Priced at £99.99, the H1 is designed to offer system builders something a little different and is described by the manufacturer as a "luxurious case for high-end users."

The something different is of course Auto Heat Ventilation, or AHV for short, which sees vents across the top of the chassis open automatically when a predefined temperature is reached.

Race-car-like moving parts on a PC case? Zalman knows its target audience, though the H1 thankfully isn't as ostentatious as you might think. Finished entirely in black, the case can almost be considered sleek when all vents are closed, and though it's marketed as a full-tower solution, the 551mm x 237mm x 569mm dimensions aren't excessive.

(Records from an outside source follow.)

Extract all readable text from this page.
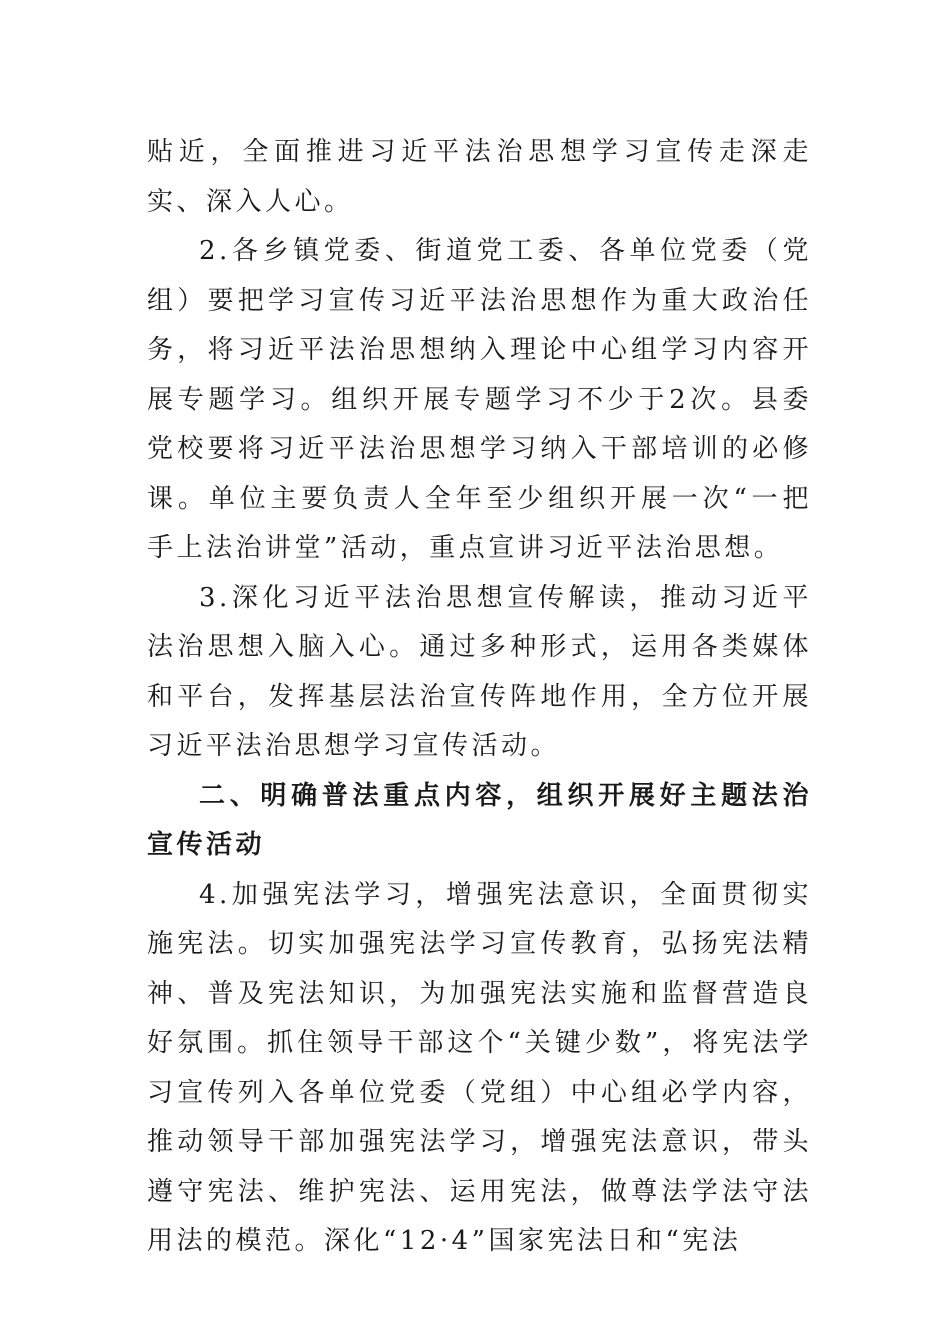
贴近，全面推进习近平法治思想学习宣传走深走实、深入人心。

2.各乡镇党委、街道党工委、各单位党委（党组）要把学习宣传习近平法治思想作为重大政治任务，将习近平法治思想纳入理论中心组学习内容开展专题学习。组织开展专题学习不少于2次。县委党校要将习近平法治思想学习纳入干部培训的必修课。单位主要负责人全年至少组织开展一次“一把手上法治讲堂”活动，重点宣讲习近平法治思想。

3.深化习近平法治思想宣传解读，推动习近平法治思想入脑入心。通过多种形式，运用各类媒体和平台，发挥基层法治宣传阵地作用，全方位开展习近平法治思想学习宣传活动。

二、明确普法重点内容，组织开展好主题法治宣传活动

4.加强宪法学习，增强宪法意识，全面贯彻实施宪法。切实加强宪法学习宣传教育，弘扬宪法精神、普及宪法知识，为加强宪法实施和监督营造良好氛围。抓住领导干部这个“关键少数”，将宪法学习宣传列入各单位党委（党组）中心组必学内容，推动领导干部加强宪法学习，增强宪法意识，带头遵守宪法、维护宪法、运用宪法，做尊法学法守法用法的模范。深化“12·4”国家宪法日和“宪法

First impressions are favourable, but it's on closer inspection that you begin to realise that the H1 isn't quite as luxurious as it might have been. The front and top panels are largely plastic, giving the overall case a lightweight feel, and the black finish isn't as even as we'd expect: the steel and plastic elements are subtly different shades.

Higher-grade materials would no doubt have raised overall cost, but Zalman, like many other manufacturers, is keen to keep pricing below the £100 mark.

However, the liberal use of plastic hasn't done the H1's exterior aesthetic any favours. The front and top sections look particularly thick - like a monitor with an oversized bezel - and as a consequence the case comes across as multiple separate parts as opposed to one solid unit. The top panel, in particular, looks as though it's an add-on.

Breaking up the sea of black, Zalman has a well-sized side window that sits flush in the side panel, and we quite like the minimalist H1 branding. The front panel, too, is kept smart with flush optical-bay covers, a push-to-open vent for the front fan and a mesh border that permits airflow when the vent is closed.

Moving parts and configurable cooling are the H1's key selling points. Control of these functions is made available via an elaborate-looking top I/O panel. The bottom half of the panel covers the basics with four USB ports (two 3.0), headset and microphone jacks, as well as power and reset buttons alongside a small HDD activity LED.

The upper row is where it gets interesting. Zalman provides independent speed control for the front, rear and top fans, with smooth dials making it easy to find a preferred speed, or indeed turn the fan(s) off completely. That would usually be enough to satiate most users' requirements, but the H1 takes it a step further with the AHV system. Turn it on and the top vents can be configured to automatically open when internal temperature reaches either 35ºC or 45ºC.

You can see the vents in action in Zalman's promotional video, and the whole mechanism works surprisingly well. Temperature is defined by a wired internal probe that can be located wherever you choose (we find it works well near a GPU), and the I/O panel's temperature display comes in handy if you like to keep a close eye on heat build-up.